Çay, yağ, makyaj, çikolata lekeleri… Gün içinde fark etmeden üzerinize bulaşan lekeler artık kâbus olmaktan çıkıyor. Siemens iQ500 çamaşır makinesi ile stainRemoval teknolojisi devreye giriyor. Tek bir dokunuşla çay, yağ, kozmetik veya günlük hayatta karşılaştığınız diğer zor lekeler için özel programları aktif edebilirsiniz. 

Siemens Home Connect uygulaması sayesinde daha fazla leke türünü ve bunlar için geliştirilmiş özel programları keşfetmek de mümkün. Yani sadece “lekeyi çıkar” demekle kalmıyor, sizin için en doğru yıkama programını da otomatik olarak öneriyor. Böylece hem lekelerle uğraşmak zorunda kalmıyor hem de giysilerinizin ömrünü koruyorsunuz. 

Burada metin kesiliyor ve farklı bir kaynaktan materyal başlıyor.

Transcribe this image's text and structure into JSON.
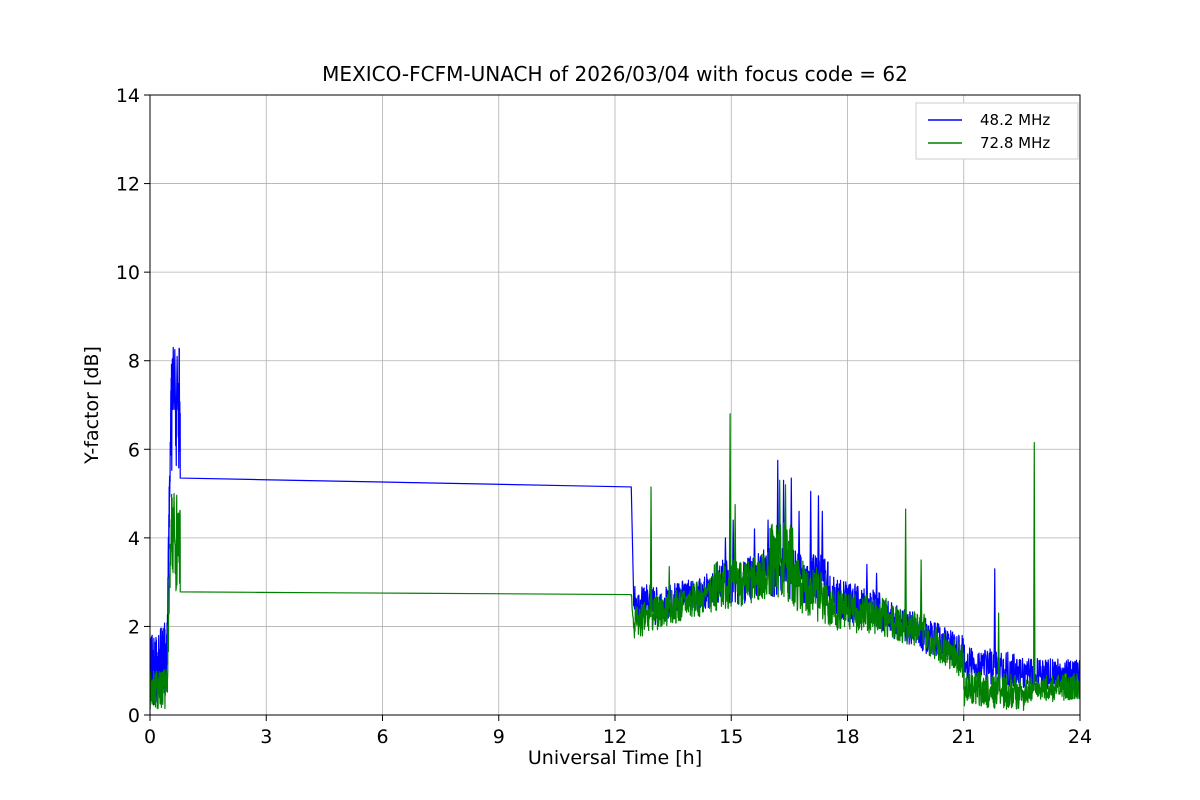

Artık çocuğunuza yemek yedirirken dökülen yemek lekeleri, kahve kazaları ya da mutfakta sıçrayan yağ lekeleri sizi endişelendirmiyor. stainRemoval, günlük hayatın getirdiği küçük sürprizlere karşı en güvenilir yardımcınız oluyor. 

Siemens iQ500 çamaşır ve kurutma makineleri, artık sadece kıyafetlerinizi temizleyen makineler değil; size zaman, konfor ve güven veren akıllı iş ortaklarınızdır. Ütüye harcadığınız vakti kendinize ayırın, lekelerle uğraşmayı unutun ve teknolojinin yaşam alanınıza uyumunun keyfini yaşayın.

*Bu yazı Siemens’in katkılarıyla hazırlanmıştır.